Lisel Hintz
Assistant Professor of International Relations
Johns Hopkins University
School of Advanced International Studies
I am fascinated by issues of identity politics, authoritarian consolidation, and the politics of resistance - and particularly how these intersect with popular culture and other forms of media. My regional focus is on Turkey and its neighborhood relations, particularly in Europe and the Middle East. My 2018 book from Oxford University Press, Identity Politics Inside Out: National Identity Contestation and Foreign Policy in Turkey, examines how Turkey's Justice and Development Party (AKP) used foreign policy gambits to weaken its domestic obstacles and open up space for disseminating its own Ottoman Islamist understanding of Turkish national identity.
My current book project, under contract with Cambridge University Press, examines state-society struggles over identity in Turkey through the lens of popular culture. My recent BJMES article explores pop culture as a vernacular platform of resistance against the Turkish government's increasing authoritarianism. I preview both these works for a wide audience in a recent Washington Post article exploring how two rap videos galvanized Turkey's embattled opposition around issues ranging from increasing violence against women to environmental degradation to apathy. I also discuss these dynamics on a panel on art and authoritarianism in Turkey with one of the video's creators, rapper Sarp Palaur (aka Şanışer).
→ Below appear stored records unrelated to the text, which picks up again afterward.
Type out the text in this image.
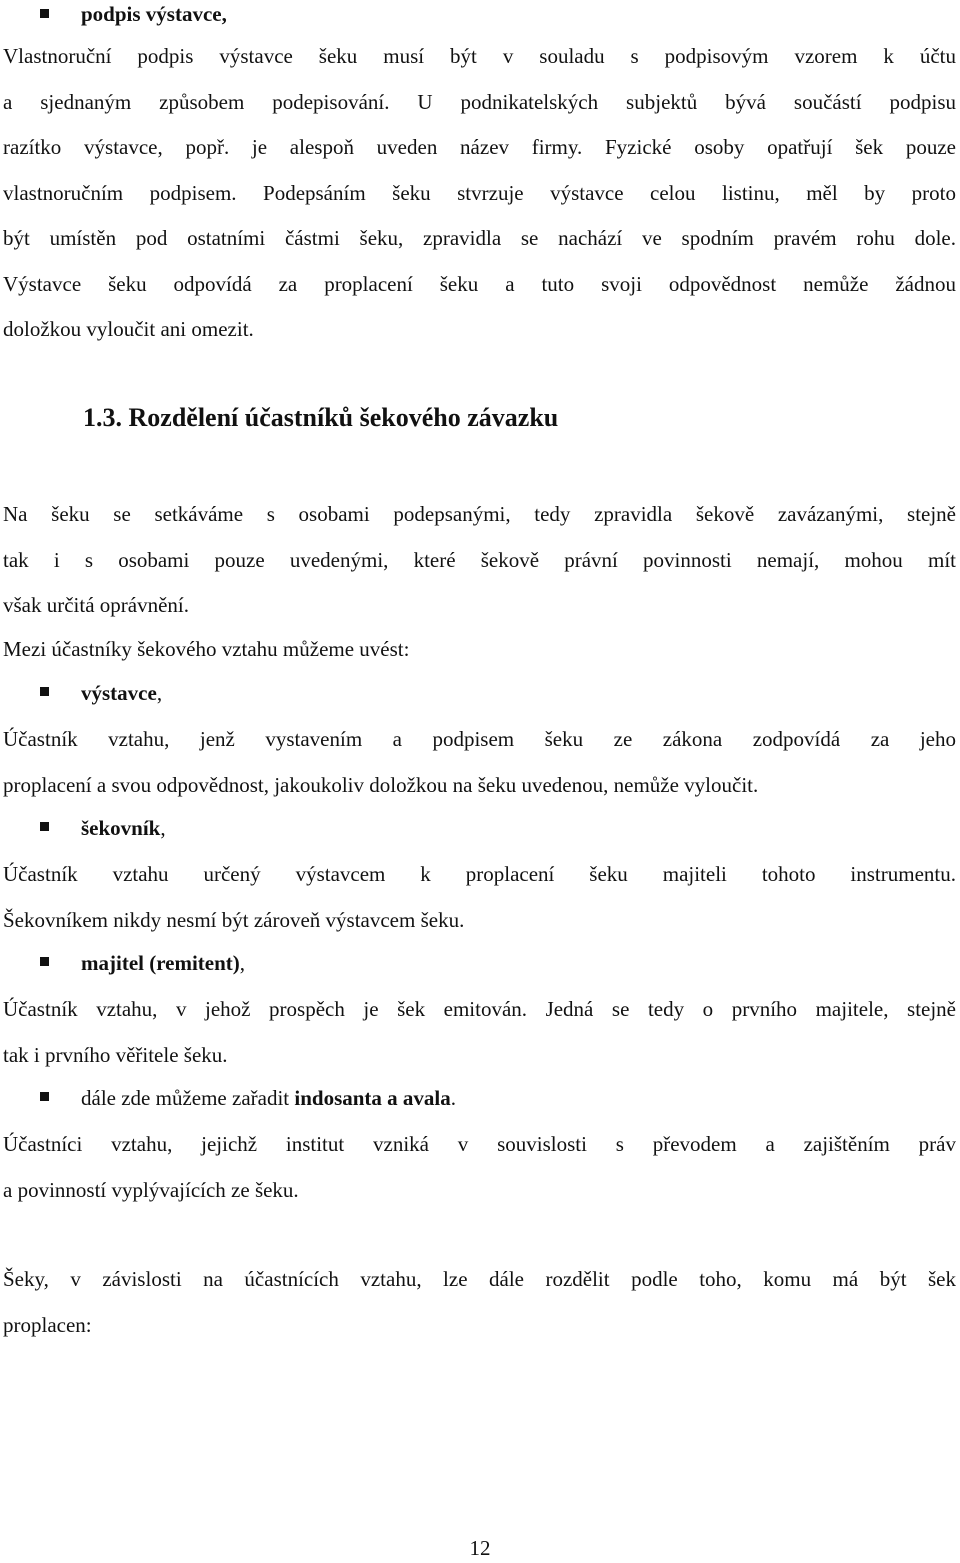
podpis výstavce,
Vlastnoruční podpis výstavce šeku musí být v souladu s podpisovým vzorem k účtu
a sjednaným způsobem podepisování. U podnikatelských subjektů bývá součástí podpisu
razítko výstavce, popř. je alespoň uveden název firmy. Fyzické osoby opatřují šek pouze
vlastnoručním podpisem. Podepsáním šeku stvrzuje výstavce celou listinu, měl by proto
být umístěn pod ostatními částmi šeku, zpravidla se nachází ve spodním pravém rohu dole.
Výstavce šeku odpovídá za proplacení šeku a tuto svoji odpovědnost nemůže žádnou
doložkou vyloučit ani omezit.
1.3. Rozdělení účastníků šekového závazku
Na šeku se setkáváme s osobami podepsanými, tedy zpravidla šekově zavázanými, stejně
tak i s osobami pouze uvedenými, které šekově právní povinnosti nemají, mohou mít
však určitá oprávnění.
Mezi účastníky šekového vztahu můžeme uvést:
výstavce,
Účastník vztahu, jenž vystavením a podpisem šeku ze zákona zodpovídá za jeho
proplacení a svou odpovědnost, jakoukoliv doložkou na šeku uvedenou, nemůže vyloučit.
šekovník,
Účastník vztahu určený výstavcem k proplacení šeku majiteli tohoto instrumentu.
Šekovníkem nikdy nesmí být zároveň výstavcem šeku.
majitel (remitent),
Účastník vztahu, v jehož prospěch je šek emitován. Jedná se tedy o prvního majitele, stejně
tak i prvního věřitele šeku.
dále zde můžeme zařadit indosanta a avala.
Účastníci vztahu, jejichž institut vzniká v souvislosti s převodem a zajištěním práv
a povinností vyplývajících ze šeku.
Šeky, v závislosti na účastnících vztahu, lze dále rozdělit podle toho, komu má být šek
proplacen:
12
Turkey is a culturally vibrant and intellectually puzzling state, from aspects of civil-military relations to ethnic and gender politics to regional (in)security. While a traditional Western ally, Turkey is an increasingly erratic actor at home and abroad, most visibly in Syria and Libya. Understanding its domestic and foreign policies is vital, and demands innovative forms of analysis that can be communicated to academic audiences, policy communities, and university classrooms. With this aim, I speak and write widely on Turkey’s relations in its complex neighborhood as well as with the US and the EU, the Syrian refugee crisis, Kurdish and Alevi issues, and the ruling AKP’s increasingly authoritarian grip on Turkish politics and society. My academic work includes publications in British Journal of Middle Eastern Studies, Nationalities Papers, European Journal of International Relations, International Journal of Turkish Studies, Survival, and Project on Middle East Political Science Series. I also have contributed to Foreign Policy, the Washington Post's Monkey Cage, Boston Globe, War on the Rocks, BBC World News, and other media outlets as well as to government and think-tank panels and publications.
I am thrilled to work with Johns Hopkins SAIS students in teaching courses on foreign policy decision-making, comparative politics, social movements, and the intersection of politics and pop culture. Prior to joining SAIS, I was a postdoctoral fellow at Cornell University in AY 2015-16 and a Visiting Assistant Professor at Barnard College, Columbia University in AY 2016-17.